Eines Tages zerbrach ihm ein Krug, und die Köhlerfrau jagte es aus dem Haus. Das Mädchen lief weinend in den Wald, durch Dickicht, über Stock und Stein, dorthin, wo er dunkel und undurchdringlich wurde.
Am Abend gelangte das Mädchen auf eine kleine moosbedeckte Lichtung und sank erschöpft zu Boden. Es dämmerte schon, und das Moos war dunkelgrün und so weich, dass es sofort einschlief. Als es erwachte, schien der Mond hell auf die Lichtung, und das Mädchen sah einen silbernen Faden, an dem eine Spinne hing.
›Greif zu und klettere in den Himmel, kleines Mädchen‹, sagte die Spinne.
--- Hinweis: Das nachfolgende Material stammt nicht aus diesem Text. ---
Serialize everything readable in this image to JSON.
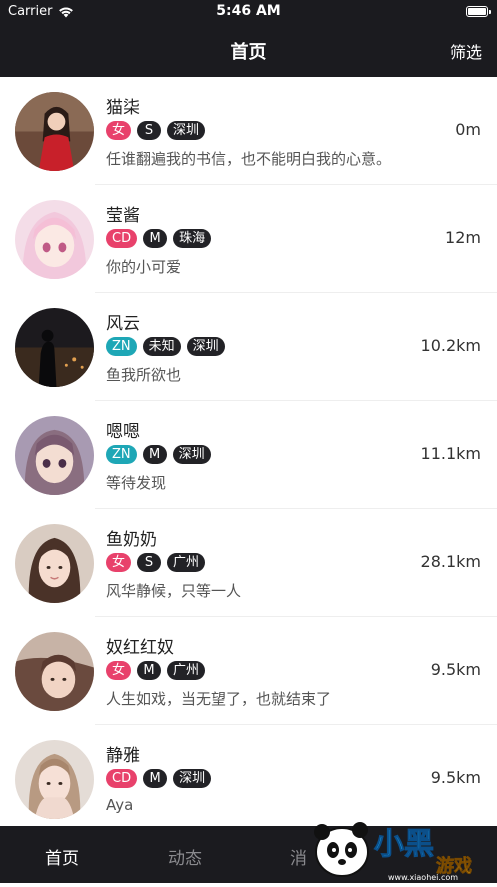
{
  "status": {
    "carrier": "Carrier",
    "time": "5:46 AM"
  },
  "nav": {
    "title": "首页",
    "filter_label": "筛选"
  },
  "users": [
    {
      "name": "猫柒",
      "tags": [
        {
          "text": "女",
          "kind": "gender-f"
        },
        {
          "text": "S",
          "kind": "dark"
        },
        {
          "text": "深圳",
          "kind": "dark"
        }
      ],
      "desc": "任谁翻遍我的书信，也不能明白我的心意。",
      "distance": "0m",
      "avatar": "girl-red-dress"
    },
    {
      "name": "莹酱",
      "tags": [
        {
          "text": "CD",
          "kind": "gender-cd"
        },
        {
          "text": "M",
          "kind": "dark"
        },
        {
          "text": "珠海",
          "kind": "dark"
        }
      ],
      "desc": "你的小可爱",
      "distance": "12m",
      "avatar": "anime-pink-hair"
    },
    {
      "name": "风云",
      "tags": [
        {
          "text": "ZN",
          "kind": "gender-zn"
        },
        {
          "text": "未知",
          "kind": "dark"
        },
        {
          "text": "深圳",
          "kind": "dark"
        }
      ],
      "desc": "鱼我所欲也",
      "distance": "10.2km",
      "avatar": "night-silhouette"
    },
    {
      "name": "嗯嗯",
      "tags": [
        {
          "text": "ZN",
          "kind": "gender-zn"
        },
        {
          "text": "M",
          "kind": "dark"
        },
        {
          "text": "深圳",
          "kind": "dark"
        }
      ],
      "desc": "等待发现",
      "distance": "11.1km",
      "avatar": "anime-girl"
    },
    {
      "name": "鱼奶奶",
      "tags": [
        {
          "text": "女",
          "kind": "gender-f"
        },
        {
          "text": "S",
          "kind": "dark"
        },
        {
          "text": "广州",
          "kind": "dark"
        }
      ],
      "desc": "风华静候，只等一人",
      "distance": "28.1km",
      "avatar": "girl-portrait"
    },
    {
      "name": "奴红红奴",
      "tags": [
        {
          "text": "女",
          "kind": "gender-f"
        },
        {
          "text": "M",
          "kind": "dark"
        },
        {
          "text": "广州",
          "kind": "dark"
        }
      ],
      "desc": "人生如戏，当无望了，也就结束了",
      "distance": "9.5km",
      "avatar": "girl-lying"
    },
    {
      "name": "静雅",
      "tags": [
        {
          "text": "CD",
          "kind": "gender-cd"
        },
        {
          "text": "M",
          "kind": "dark"
        },
        {
          "text": "深圳",
          "kind": "dark"
        }
      ],
      "desc": "Aya",
      "distance": "9.5km",
      "avatar": "girl-hands"
    }
  ],
  "tabbar": {
    "tabs": [
      "首页",
      "动态",
      "消"
    ],
    "active": 0
  },
  "watermark": {
    "main": "小黑",
    "sub": "游戏",
    "url": "www.xiaohei.com"
  },
  "colors": {
    "dark_bar": "#1b1b1f",
    "pink_tag": "#e8416b",
    "teal_tag": "#1ea7b6",
    "dark_tag": "#222226"
  }
}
Und das Waisenmädchen nahm den Faden, der weich und fest war wie feinstes Garn. Es kletterte schnell hinauf, bis es zu den Himmelswiesen kam. Als es sich umsah, entdeckte es die Spinne, die sprach: ›So wie du mir geholfen hast, helfe ich dir. Du hast ein gütiges Herz und sollst dir einen Bräutigam aussuchen. Aber wähle mit Bedacht zwischen zwei Brüdern: dem Sonnen- und dem Mondjüngling.‹
Da traten zwei junge Männer vor das Mädchen. Es musste die Augen abwenden von dem Sonnenjüngling, so blendete sein strahlender Blick. Der Mondjüngling war blass und freundlich, und ohne Furcht konnte das Mädchen in sein liebes Antlitz sehen.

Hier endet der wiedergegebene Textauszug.